Cerrahpaşa Medical Journal
ORIGINAL ARTICLE

Possible Effect of Genetic Polymorphism with Thrombophilia on Brain White Matter Lesions: A Pilot Study

1.

Department of Neurology, Yeditepe University, Faculty of Medicine, İstanbul, Turkey

2.

Department of Radiology, Yeditepe University, Faculty of Medicine, İstanbul, Turkey

Cerrahpasa Med J 2023; 47: 162-167
DOI: 10.5152/cjm.2023.23007
Read: 689 Downloads: 336 Published: 22 August 2023

Objective: The aim of this study was to determine the relationship between coincidental white matter lesions in the brain and genetic mutation in young adults without any chronic neurological disease and without risk of vascular atherosclerosis and to examine the characteristics of the lesions in brain magnetic resonance images of patients with genetic mutations.

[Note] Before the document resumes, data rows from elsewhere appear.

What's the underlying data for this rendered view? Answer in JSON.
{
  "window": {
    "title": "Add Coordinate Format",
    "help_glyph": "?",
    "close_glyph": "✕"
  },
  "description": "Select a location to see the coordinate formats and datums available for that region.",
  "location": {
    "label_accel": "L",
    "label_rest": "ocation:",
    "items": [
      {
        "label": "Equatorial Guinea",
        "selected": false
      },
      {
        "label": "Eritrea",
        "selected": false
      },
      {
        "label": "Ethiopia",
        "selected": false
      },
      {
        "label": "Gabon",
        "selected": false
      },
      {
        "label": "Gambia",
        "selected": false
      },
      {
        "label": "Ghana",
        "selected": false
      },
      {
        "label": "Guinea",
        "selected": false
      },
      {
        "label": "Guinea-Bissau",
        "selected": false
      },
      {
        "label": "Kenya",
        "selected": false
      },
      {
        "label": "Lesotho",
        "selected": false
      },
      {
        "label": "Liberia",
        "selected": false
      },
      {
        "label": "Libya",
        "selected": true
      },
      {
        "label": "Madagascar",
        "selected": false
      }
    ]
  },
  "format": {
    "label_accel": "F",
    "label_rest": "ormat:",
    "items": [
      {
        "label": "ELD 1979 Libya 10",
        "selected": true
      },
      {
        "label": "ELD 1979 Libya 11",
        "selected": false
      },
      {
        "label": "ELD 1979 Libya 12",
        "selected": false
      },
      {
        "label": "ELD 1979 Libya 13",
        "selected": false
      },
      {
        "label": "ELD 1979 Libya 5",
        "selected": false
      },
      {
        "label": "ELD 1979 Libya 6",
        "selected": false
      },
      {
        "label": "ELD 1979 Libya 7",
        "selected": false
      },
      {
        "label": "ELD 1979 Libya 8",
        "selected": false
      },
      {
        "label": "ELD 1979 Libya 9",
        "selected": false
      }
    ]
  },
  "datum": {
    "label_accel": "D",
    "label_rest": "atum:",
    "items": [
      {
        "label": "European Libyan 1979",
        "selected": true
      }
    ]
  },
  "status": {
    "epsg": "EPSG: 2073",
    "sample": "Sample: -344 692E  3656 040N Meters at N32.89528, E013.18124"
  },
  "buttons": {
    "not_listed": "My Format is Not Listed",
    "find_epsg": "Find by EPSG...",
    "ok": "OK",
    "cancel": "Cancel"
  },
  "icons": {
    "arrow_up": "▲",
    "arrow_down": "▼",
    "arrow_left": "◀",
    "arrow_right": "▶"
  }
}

Methods: The morphology of subcortical and periventricular hyperintense white matter lesion regions were measured from high-resolution, 3-dimen- sional fluid-attenuated inversion recovery images acquired for 15 active participants. Subjects ranged in age from 30 to 55 years and were divided into 2 groups, the first was completely asymptomatic and the other was not diagnosed with a definite rheumatic disease but was divided into arthritis or serologically positive patients. Brain magnetic resonance images of the participants were measured both on a visual scale and volumetric measure- ments of detected lesions using active contour segmentation with the Insight Segmentation and Registration Toolkit (ITK)- Simple Anatomic Parsing (SNAP) viewer technique.

Results: In patients who coincidentally found multiple brain white matter lesions, the most frequent gene mutations were plasminogen activator inhibitor type 1 4G/5G and methylenetetrahydrofolate reductase A1298C heterozygous. When evaluated radiologically concerning the lesion depth and configuration, they were found compatible with ischemic lesions. No statistically significant difference was demonstrated between the 2 groups in the mean volume of lesions using the semi-automated method.

Conclusion: The plasminogen activator inhibitor type 1 4G/5G and methylenetetrahydrofolate reductase AC1298 C gene mutations were perceived to be one of the most common polymorphism combinations in the healthy young population that were coincidentally attested to have hyperintense white matter lesions in the brain at an early stage in an asymptomatic young population.

Cite this article as: Şilek H, Akduman RC, Tuncer O, Fırat Z. Possible effect of genetic polymorphism with thrombophilia on brain white matter lesions: A pilot study. Cerrahpaşa Med J. 2023;47(2):162-167.